I have been known to say (many times): "Here!  Read this!  I loved it.  Read it!"  Never mind the fact that I don't provide a preview stack or allow any choice.  I just shoved a favorite book of mine into the hands of a reader without a reason why beyond my feelings book love.  However, "we cannot let our personal reading preferences become biases that limit students' reading" (p.167).  Yikes!  This is an easy trap to fall into!  (And I'm guilty of it!!!)

SOLUTION: Continue to read widely because "reading advisors ... know a lot about books that appeal to all types of readers" (p.167).

Conversations with students need to also include discussions about reading preferences and knowing that our preferences can change over the course of a year and a lifetime of reading. This was a big aha: "Asking students to examine and share their reading preferences created a reflective opportunity that celebrated their reading accomplishments and growth" (p.166).  I can honestly say that I have never looked deeply at preferences before -- I'm usually just happy that my developing readers are reading!   

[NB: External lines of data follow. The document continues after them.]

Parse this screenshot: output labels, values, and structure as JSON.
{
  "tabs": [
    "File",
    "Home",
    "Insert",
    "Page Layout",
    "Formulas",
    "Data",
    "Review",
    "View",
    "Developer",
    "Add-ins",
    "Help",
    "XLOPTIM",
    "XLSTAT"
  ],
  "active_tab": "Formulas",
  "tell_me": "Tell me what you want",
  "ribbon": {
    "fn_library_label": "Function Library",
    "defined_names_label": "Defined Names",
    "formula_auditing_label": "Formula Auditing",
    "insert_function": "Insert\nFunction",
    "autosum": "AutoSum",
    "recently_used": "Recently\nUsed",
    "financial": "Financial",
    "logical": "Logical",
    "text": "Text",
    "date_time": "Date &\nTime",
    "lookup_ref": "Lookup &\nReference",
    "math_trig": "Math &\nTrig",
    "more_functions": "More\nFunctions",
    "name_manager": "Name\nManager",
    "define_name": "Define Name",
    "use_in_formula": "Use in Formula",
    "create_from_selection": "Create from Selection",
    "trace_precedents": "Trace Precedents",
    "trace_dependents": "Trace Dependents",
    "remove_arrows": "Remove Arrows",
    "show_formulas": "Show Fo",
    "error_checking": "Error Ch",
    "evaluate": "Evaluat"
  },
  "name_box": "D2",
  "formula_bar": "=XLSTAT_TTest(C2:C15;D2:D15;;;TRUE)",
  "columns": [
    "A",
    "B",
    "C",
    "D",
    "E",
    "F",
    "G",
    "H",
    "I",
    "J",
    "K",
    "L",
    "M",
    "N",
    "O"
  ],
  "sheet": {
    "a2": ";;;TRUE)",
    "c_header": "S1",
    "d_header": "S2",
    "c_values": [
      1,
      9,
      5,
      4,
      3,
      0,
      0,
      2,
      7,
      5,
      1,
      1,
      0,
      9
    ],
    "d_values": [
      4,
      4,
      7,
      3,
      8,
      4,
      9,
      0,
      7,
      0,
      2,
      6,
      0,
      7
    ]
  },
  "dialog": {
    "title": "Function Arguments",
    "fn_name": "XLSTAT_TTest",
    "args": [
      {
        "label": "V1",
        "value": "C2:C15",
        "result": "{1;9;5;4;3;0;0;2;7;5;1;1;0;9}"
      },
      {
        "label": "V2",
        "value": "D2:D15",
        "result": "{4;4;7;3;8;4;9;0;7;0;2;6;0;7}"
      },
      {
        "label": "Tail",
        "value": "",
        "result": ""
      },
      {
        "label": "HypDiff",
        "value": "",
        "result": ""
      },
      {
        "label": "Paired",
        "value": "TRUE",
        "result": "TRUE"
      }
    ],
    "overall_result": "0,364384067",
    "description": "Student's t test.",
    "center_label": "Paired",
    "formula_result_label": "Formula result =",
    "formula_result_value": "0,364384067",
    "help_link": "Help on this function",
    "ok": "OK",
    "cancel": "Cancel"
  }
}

But talking, determining preferences, and being explicit about what readers prefer needs to be known by the reader too.  I think most developing readers have little knowledge about what they like and why or what they prefer to read.  However, "preferences are not always informed opinions" (p.167).  Yes, so true.  The majority of my reading conversations with developing readers are very similar to the vague generalizations examples provided (p.167-168).  I believed the readers to be reading, but in reality, these preferences really told me my students' haven't read much.

SOLUTION: Continue listening when students share about books and learn to carefully dig deeper.  Learn about their likes and dislikes.  Provide books that meet their interests.  Stretch readers beyond their comfort zone.  No more vague responses!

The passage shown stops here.